A greyhound rescue charity has held an open day to raise vital funds and awareness as the number of dogs given up for adoption continues to rise.
Hector’s Greyhound Rescue opened a rescue centre, caring for retired racing greyhounds, abandoned hunting dogs and whippets, in Llanrhystud four years ago.
To publicize their work, the Rescue Center held an open house at the Platinum Jubilee Kennel on Saturday June 4th.
The event succeeded in raising £1,077 to support the medical care of Simon, a two-year-old greyhound with retinal atrophy.
The event, which took place at Alltgoch Farm, included a dog show, open to all breeds, with godmother judge and actress Josie Sedgwick-Davies, as well as a “plant stall, cake stall, dog stalls, a raffle, hot meals and Suite.”
Actress Josie Sedgwick-Davies (left) judged the dog show, with general manager Hayley Bradley (The Rescue of Hector’s Greyhound ) (The Rescue of Hector’s Greyhound )
Hector’s General Manager, Hayley Bradley, said the day was a success: “It was a very successful day, given that there were so many Jubilee events and people were throwing parties around on the street and in the garden, we had absolutely tremendous support. The funds raised go to Simon, as he suffers from retinal atrophy.”
Initially, the funds from the event were to be donated to a pregnant greyhound, but after she “navigated” the birth of her ten puppies “fantastically”, the team decided to reserve the money for Simon.
“We’ve had him for four weeks. He’s been to Leominster Eye Hospital, it’s not looking good. He has retinal atrophy, he is totally blind in one eye and very advanced in his right eye.
“So we reserved the money for him. It’s not for the initial consultation, but for the hidden expenses that come with eye infections and specialized treatments.
Since the onset of Covid-19 and with the recent economic strains, Hayley said the team has seen an increase in demand for her services.
“With the Covid-19, people were at home a lot and they wanted to attack the dog. But now, with the financial depression, we find that people are giving up their dogs because they are struggling to meet the dog’s needs and pay for them.
“It’s been a tough couple of years, of Covid-19, and from extreme to extreme, and then the aftermath of Covid-19 and the way people handle dogs going back to work. And now, in addition to this depression, people can no longer take care of their dogs.

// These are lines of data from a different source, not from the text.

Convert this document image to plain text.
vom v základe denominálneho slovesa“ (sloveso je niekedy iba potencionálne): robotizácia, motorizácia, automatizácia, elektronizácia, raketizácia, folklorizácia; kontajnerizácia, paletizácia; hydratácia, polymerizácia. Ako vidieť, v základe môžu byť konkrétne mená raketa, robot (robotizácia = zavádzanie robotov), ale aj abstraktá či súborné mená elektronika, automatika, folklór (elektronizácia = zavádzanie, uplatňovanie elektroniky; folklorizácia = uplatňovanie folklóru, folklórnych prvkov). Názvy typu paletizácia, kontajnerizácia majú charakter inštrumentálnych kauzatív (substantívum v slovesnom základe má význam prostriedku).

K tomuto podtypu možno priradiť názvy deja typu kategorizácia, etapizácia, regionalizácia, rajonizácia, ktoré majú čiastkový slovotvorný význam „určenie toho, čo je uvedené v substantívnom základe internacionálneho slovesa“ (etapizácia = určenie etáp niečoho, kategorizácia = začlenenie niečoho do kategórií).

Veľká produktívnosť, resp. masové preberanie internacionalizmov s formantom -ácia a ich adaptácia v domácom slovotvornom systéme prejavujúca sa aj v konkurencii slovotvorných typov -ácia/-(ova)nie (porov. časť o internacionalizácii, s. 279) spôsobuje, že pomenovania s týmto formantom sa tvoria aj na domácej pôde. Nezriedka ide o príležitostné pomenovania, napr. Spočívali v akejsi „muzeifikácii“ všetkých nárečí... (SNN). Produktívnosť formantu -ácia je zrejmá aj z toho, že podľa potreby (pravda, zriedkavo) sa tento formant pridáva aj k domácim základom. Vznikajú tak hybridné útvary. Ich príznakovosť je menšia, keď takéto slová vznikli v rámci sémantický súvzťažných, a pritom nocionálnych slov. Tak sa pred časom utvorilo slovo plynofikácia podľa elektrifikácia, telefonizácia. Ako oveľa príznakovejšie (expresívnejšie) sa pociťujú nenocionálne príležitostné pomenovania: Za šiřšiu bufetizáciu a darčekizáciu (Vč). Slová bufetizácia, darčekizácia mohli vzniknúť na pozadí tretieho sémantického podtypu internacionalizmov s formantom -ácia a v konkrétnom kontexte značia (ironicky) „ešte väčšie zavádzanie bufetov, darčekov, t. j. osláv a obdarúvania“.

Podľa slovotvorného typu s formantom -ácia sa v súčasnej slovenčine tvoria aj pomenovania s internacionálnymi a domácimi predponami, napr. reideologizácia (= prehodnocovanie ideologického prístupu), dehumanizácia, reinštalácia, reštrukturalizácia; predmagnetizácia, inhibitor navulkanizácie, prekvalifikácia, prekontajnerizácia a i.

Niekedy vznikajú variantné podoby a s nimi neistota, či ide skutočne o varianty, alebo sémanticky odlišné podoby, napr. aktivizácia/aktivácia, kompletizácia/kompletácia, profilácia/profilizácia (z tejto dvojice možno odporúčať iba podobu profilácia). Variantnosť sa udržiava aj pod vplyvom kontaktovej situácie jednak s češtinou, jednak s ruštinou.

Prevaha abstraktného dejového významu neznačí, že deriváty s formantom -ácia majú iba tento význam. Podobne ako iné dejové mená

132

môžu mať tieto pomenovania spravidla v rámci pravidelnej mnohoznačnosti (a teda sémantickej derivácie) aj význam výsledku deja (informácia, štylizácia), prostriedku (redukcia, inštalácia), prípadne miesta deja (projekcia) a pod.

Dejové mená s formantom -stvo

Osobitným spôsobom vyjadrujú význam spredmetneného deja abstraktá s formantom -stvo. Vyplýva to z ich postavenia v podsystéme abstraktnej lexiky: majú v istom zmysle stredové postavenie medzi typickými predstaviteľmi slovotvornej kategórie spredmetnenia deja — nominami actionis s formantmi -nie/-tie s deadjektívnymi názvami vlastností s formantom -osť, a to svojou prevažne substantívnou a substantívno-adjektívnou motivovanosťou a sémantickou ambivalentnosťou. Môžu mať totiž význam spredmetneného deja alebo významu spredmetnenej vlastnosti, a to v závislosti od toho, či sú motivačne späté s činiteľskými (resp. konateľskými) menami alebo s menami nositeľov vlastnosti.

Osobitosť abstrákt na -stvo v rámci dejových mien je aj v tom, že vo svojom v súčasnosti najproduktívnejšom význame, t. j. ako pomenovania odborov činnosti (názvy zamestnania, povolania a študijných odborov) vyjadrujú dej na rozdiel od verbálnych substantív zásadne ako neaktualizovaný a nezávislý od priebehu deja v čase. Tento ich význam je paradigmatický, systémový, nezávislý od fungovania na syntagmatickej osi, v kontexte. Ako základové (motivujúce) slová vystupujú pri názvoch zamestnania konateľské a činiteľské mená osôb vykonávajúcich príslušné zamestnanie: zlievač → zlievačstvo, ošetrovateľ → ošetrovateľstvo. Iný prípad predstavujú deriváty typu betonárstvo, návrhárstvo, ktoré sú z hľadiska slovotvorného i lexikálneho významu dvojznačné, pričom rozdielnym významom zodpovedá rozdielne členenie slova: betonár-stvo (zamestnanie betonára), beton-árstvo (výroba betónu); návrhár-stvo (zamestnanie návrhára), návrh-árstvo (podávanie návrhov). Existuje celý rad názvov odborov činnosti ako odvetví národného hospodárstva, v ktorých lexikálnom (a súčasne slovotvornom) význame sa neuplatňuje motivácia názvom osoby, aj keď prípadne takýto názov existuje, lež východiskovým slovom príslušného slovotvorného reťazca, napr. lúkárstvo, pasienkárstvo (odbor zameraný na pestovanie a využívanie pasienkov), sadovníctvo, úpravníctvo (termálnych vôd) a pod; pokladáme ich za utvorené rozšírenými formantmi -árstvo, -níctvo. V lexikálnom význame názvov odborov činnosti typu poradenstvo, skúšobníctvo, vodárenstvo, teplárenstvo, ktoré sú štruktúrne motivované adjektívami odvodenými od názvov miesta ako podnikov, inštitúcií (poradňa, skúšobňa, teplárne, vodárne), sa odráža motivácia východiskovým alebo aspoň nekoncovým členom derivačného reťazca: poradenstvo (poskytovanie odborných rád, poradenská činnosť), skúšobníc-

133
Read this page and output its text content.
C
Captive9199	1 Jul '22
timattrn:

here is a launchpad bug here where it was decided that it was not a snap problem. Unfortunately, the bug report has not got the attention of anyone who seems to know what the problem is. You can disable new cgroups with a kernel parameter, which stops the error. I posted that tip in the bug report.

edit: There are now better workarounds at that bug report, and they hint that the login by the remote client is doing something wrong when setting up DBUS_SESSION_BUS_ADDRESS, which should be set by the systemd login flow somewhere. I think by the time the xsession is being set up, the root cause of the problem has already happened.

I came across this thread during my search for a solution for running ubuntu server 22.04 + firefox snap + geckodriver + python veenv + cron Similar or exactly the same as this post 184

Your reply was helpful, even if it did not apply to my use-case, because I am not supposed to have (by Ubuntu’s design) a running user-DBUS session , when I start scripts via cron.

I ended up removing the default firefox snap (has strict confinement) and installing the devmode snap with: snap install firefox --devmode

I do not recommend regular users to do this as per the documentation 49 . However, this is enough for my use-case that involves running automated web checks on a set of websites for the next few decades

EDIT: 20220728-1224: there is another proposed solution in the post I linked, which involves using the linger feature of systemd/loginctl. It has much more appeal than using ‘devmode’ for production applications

“They are adult dogs, they may have been part of the family for many years and they entrust them to us.”
While the shelter focuses on greyhounds and whippets, they may have been known to allow other breeds to “sneak through”. (The Rescue of Hector’s Greyhound ) (The Rescue of Hector’s Greyhound)
While the shelter mainly focuses on greyhounds and whippets, they also occasionally take in other dogs: “Sometimes we sneak in a few weird-looking greyhounds, just a few months ago a Saint Bernard sneaked through our doors.
“No matter how big an animal lover I am, I can’t just look at any animal that needs help.”
In addition to rescuing dogs, the shelter also has a pet registered as a therapy dog, which visits hospices and care homes, as well as educational talks for students on proper pet care.
“There’s not much in Aberystwyth about animal welfare, so we try to give a little back.”
Hayley added: ‘If anyone is interested in helping you can find us on our website or our Facebook pages. We are always desperate for volunteers to walk the dogs in our fields, or perhaps get involved in fundraising or helping out at our events.
“Without the public, there would be no Hector’s, we receive no government funding. We rely solely on the public to help us with what we do.